Sechseläuten von Michael Theurillat ist ein spannendes, sehr empfehlenswertes „Nachspiel“ zur Euro 2008 in der Schweiz.
Kommissar Eschenbach von der Schweizer Kripo ist ganz nah dran, als beim Züricher Frühlingsfest Sechseläuten eine sterbende Frau aufgefunden wird. Neben ihr steht stumm ein verstörter kleiner Junge. Wie sich schnell herausstellt, arbeitet die Frau als Sekretärin bei der Fifa – ein Umstand, der die Sache nicht leichter macht: Der Fall wird gedeckelt, denn die Schweiz steht in den Vorbereitungen zur Fußball-Europameisterschaft 2008 und Eschenbach wird nicht nur nicht gefördert, sondern wegen unterlassener Hilfeleistung vom Job suspendiert. Doch da wird der Kommissar erst richtig hellhörig und ermittelt auf eigene Faust weiter.

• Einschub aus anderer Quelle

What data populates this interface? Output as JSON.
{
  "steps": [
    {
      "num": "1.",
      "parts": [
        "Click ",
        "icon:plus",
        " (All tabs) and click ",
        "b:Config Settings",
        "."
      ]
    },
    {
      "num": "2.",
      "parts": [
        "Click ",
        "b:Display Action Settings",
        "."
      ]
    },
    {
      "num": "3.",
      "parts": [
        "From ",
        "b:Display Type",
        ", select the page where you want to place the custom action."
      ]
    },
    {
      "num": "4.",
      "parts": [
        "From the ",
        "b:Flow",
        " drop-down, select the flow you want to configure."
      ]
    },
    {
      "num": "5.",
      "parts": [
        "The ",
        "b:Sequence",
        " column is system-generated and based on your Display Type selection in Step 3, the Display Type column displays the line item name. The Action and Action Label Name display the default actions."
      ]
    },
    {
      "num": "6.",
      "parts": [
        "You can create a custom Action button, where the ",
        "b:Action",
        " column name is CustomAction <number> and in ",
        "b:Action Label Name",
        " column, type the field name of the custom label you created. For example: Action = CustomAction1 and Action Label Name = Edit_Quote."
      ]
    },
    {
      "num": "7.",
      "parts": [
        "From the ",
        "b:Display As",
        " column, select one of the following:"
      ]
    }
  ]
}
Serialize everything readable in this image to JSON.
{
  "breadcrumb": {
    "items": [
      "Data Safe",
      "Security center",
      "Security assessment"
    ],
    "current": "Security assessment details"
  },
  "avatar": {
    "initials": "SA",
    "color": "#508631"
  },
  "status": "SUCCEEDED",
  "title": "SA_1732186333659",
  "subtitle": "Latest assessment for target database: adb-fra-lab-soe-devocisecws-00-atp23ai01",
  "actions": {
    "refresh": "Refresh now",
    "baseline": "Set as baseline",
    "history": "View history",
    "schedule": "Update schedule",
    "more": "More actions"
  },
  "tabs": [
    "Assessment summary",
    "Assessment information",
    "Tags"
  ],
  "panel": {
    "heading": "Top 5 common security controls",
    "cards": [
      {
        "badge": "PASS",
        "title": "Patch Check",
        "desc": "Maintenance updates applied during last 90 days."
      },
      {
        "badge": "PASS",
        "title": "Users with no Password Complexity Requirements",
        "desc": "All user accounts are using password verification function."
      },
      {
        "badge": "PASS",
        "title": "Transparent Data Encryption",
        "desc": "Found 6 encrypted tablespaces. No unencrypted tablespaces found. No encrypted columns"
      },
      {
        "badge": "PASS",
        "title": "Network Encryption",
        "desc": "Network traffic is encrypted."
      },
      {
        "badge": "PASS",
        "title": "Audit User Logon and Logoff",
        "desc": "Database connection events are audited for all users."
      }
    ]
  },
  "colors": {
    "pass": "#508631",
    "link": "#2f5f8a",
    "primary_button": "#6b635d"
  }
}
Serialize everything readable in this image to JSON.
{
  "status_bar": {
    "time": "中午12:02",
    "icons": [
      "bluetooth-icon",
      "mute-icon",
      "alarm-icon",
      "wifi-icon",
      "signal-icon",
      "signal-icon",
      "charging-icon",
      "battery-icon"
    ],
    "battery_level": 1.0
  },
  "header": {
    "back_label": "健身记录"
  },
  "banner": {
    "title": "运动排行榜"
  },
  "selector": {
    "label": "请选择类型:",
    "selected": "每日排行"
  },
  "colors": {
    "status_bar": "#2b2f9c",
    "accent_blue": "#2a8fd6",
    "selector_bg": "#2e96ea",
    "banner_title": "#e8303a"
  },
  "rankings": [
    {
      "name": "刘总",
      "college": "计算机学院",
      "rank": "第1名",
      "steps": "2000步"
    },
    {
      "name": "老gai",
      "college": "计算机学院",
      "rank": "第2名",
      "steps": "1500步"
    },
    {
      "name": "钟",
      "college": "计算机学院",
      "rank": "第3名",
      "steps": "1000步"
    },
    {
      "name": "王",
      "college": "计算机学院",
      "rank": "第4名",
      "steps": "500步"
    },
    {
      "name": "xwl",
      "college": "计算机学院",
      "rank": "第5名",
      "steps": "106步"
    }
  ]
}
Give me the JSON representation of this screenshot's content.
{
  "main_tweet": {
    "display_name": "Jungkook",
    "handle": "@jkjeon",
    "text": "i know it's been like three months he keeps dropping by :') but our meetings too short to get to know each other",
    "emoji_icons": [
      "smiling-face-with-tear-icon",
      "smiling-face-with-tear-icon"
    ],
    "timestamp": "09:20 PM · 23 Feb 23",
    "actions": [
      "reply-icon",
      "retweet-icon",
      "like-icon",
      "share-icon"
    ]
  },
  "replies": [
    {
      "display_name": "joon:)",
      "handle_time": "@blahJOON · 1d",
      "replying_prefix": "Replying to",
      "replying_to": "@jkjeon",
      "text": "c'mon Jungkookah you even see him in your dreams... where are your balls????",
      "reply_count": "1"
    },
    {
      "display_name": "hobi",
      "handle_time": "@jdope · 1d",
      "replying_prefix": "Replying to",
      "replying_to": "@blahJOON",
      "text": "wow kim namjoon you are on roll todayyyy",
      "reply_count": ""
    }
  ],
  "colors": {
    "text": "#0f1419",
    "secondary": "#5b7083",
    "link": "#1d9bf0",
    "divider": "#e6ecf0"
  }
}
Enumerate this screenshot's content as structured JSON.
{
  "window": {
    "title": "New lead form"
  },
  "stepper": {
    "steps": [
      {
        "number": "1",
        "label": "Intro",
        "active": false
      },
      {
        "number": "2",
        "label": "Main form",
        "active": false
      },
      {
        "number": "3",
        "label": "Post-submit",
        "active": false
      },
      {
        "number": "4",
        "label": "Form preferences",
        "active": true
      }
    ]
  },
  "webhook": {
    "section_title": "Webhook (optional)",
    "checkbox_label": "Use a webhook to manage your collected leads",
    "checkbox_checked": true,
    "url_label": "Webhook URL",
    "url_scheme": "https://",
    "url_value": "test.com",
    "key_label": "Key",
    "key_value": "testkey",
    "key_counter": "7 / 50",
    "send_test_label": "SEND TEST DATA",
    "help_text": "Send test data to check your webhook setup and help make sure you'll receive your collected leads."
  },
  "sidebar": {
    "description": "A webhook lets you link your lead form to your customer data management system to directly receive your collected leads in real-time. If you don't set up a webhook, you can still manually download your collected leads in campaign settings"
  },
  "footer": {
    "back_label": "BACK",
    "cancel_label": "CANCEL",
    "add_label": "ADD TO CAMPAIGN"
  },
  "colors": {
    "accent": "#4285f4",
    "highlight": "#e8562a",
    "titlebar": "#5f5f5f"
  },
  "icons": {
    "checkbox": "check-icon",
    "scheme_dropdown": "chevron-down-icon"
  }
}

Als er noch einmal versucht, mit dem Jungen zu reden, antwortet dieser ihm in einer Sprache, die sich als jenisch herausstellt. Bei seinen weiteren Ermittlungen in dieser Richtung kommt Eschenbach einem düsteren Kapitel Schweizer Geschichte auf die Spur.
Mein Fazit:
Michael Theurillat gliedert seinen Krimi „Sechseläuten“ wie ein Fussballspiel. In Kapiteln wie „Pause“, „Zweite Halbzeit“ oder „Elfmeterschießen“ verfolgt er einen wenig rühmlichen Abschnitt in der Entwicklung der Schweiz: Bis in die 1970er Jahre wurden durch das schweizerische „Hilfswerk Kinder der Landstrasse“ Jungen und Mädchen aus der Volksgruppe der Jenischen zwangsweise von ihren Eltern getrennt und zur Adoption freigegeben. Die Jenischen sind ein kleines, über mehrere mitteleuropäische Staaten verteiltes Völkchen, das geschichtlich eher am Rande der Gesellschaft stand und sich rechtlich bis heute benachteiligt fühlt – oder es auch ist. Man nennt sie auch die „Fahrenden“, obwohl nur ein kleiner Teil von ihnen tatsächlich „reist“.
Mit seinem Kommissar Eschenbach schafft Michael Theurillat eine symphatische Figur, die ihre Fälle trotz latenter Schusseligkeit durch Hartnäckigkeit und viel Eigeninitiative löst. Ein spannendes, sehr empfehlenswertes „Nachspiel“ zur Euro 2008 in der Schweiz, auch wenn der Fall nur am Rande mit Fußball zu tun hat.